Improve Communication, Transparency and Accountability

  • Increase membership at all levels, age groups, and from every part of the zone
  • Empower stakeholders to utilise technology allowing for more match viewership, as well as, transparency and accountability
  • Circulate quarterly online newsletter designed to keep stakeholders fully informed of opportunities, ongoings and new initiatives
  • Provide financial statements to members every six months 

Moving Forward Together – An Ongoing Empowerment Agenda

  • Ensure Skinner Park is a hub and home of the Regional Association
  • Recruit and support the continued training and internship of new coaches, administrators, groundspeople, and match officials
  • Reinvigorate the Centres for Excellence program
  • Provide fair compensation to match officials and ensure payments are made in a timely manner
  • Work with the TTFA to ensure constitution is reviewed and updated to empower and maximise community and team participation, and to maintain support and interest in a progressive development agenda each year 
  • Investigate feasibility of payment plan and/or insurance plan for medical, nutritional and psychological treatment of registered stakeholders, including players, coaches, match officials and administrators
  • Assist stakeholders to develop sponsorship letters, fundraising strategies, and financial planning tools for individuals requiring urgent assistance, as well as, their organisations
  • Setup Holiday hamper drive to assist needy youth and stakeholders
  • Design a career pathway from youth football to senior football to coach / match official / administrator
  • Setup scouting combines, certification programs, and partnerships/relationships with universities, and professional teams (overseas and locally)

All of this would just be the beginning of positively transforming the zone.

Mr Jordan added: “After final confirmation of the best quality people for the election slate, we will finalise a detailed strategic plan so that all stakeholders can review and provide their feedback on all priorities and ideas.

“This is not about one man.
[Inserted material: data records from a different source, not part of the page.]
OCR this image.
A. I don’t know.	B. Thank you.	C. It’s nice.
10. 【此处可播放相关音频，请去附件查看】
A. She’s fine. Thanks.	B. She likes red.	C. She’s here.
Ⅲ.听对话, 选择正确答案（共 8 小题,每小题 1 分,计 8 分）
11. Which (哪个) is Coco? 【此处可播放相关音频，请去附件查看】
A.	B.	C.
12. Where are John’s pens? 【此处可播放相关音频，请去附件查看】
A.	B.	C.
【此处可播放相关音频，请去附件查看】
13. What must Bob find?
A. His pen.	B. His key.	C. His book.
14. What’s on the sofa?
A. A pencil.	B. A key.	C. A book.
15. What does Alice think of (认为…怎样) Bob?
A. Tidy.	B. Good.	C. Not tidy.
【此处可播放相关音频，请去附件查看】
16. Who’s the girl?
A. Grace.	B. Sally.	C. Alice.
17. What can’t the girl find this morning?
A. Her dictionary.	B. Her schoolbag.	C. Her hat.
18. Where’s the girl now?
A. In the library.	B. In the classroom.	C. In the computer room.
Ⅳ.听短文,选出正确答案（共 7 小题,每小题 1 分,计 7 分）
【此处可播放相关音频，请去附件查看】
I’m a businessman, have played the game, have been a captain and still love to coach. It’s never about one man, it will always be about having the best team of people.” 

He concluded: “If we are lucky enough to gain the trust of the football community in the South Zone and win the election, then all stakeholders will be invited to be a part of our team. Together we know and trust that we can move mountains and help our young people and stakeholders to successfully achieve their fullest potential.”